A life-affirming new hostage comedy at the Park Theatre empowers older women and shows us what’s Beneath The Blue Rinse.
Upon taking a seat at the Park Theatre to watch KEPOW! Theatre and Veritas Theatre Company’s Beneath The Blue Rinse, you might be duped into thinking that you’re about to watch a genteel, rather dull piece about knitting grannies drinking tea. Felix Waters’ simple, but effective set lulls you into the same false sense of security experienced by the play’s antagonist. Here are your grandmother’s beloved china ornaments, a 1970s rug and those white chair covers, which after some thorough Googling turn out to be called “antimacassars”. But beneath this blue rinse is something else altogether.
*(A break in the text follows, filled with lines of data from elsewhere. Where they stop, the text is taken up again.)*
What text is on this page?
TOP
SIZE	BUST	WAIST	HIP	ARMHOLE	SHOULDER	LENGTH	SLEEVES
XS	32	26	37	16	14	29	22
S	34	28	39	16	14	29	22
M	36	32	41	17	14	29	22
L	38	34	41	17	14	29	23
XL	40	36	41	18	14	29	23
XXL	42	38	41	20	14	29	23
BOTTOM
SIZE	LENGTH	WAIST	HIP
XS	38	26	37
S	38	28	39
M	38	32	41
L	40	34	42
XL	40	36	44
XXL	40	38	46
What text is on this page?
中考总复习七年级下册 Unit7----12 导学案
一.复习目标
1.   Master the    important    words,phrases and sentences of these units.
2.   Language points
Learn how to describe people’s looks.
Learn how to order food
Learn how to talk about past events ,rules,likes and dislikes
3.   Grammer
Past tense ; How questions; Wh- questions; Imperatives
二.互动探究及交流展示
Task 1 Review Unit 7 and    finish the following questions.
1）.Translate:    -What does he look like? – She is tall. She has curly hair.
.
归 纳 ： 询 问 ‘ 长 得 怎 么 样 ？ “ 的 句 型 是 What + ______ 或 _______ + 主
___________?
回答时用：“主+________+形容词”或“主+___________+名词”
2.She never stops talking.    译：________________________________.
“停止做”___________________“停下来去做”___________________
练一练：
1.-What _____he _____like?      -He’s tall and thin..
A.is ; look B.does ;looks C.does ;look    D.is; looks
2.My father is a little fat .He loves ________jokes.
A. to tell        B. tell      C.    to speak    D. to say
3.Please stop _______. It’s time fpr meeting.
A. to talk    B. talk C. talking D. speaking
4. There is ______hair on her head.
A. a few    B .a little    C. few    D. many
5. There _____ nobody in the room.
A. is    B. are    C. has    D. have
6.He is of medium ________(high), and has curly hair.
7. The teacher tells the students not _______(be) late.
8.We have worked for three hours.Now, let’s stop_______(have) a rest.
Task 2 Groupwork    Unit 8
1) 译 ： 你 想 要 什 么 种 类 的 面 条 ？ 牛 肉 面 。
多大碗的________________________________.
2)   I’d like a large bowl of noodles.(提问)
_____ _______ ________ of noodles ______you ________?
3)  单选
Move aside, Mrs Overall, Mrs Parkins is in town! Believably played with utter delight in her eyes by Marlene Sidaway, Flora Parkins goes head to head with Kevin Tomlinson’s Simon, a 21st Century Del Boy, in true Reservoir Dogs style. And there’s musical numbers to match. Sidaway’s Mrs Parkins is no elderly,batty laughing stock, but a whip-smart, vibrant, sexy and hilarious badass – who just happens to be “of a certain age”.
There are audible gasps from the audience as Simon’s attempts to patronise Mrs Parkins fall flat, and whoops and applause as Sidaway strips down to sexy lingerie while changing from her “old lady in beige” disguise into a rather more firey and fetching red number. She explains her participation in an underground terrorist organisation, taking down those who prey on the elderly and vulnerable one by one.
Bursting into the second half of Beneath the Blue Rinse, Ian Redford’s George is a rather more reluctant terrorist, grounding proceedings back in reality and allowing the high-stakes drama to resolve in a satisfying way without sacrificing the humanity of our heroes.
A few brief moments of Sidaway acknowledging the audience, in this otherwise naturalistically staged drama, took me a little out of the theatrical spell – and I do rather wish she’d had the last triumphant line of the show, rather than ending on a joke which fell a little flat. But, with laugh-out-loud one-liners and innuendo a-plenty, this is a great night out, joyfully tearing apart stereotypes about the elderly and reminding us to look for the human being Beneath the Blue Rinse.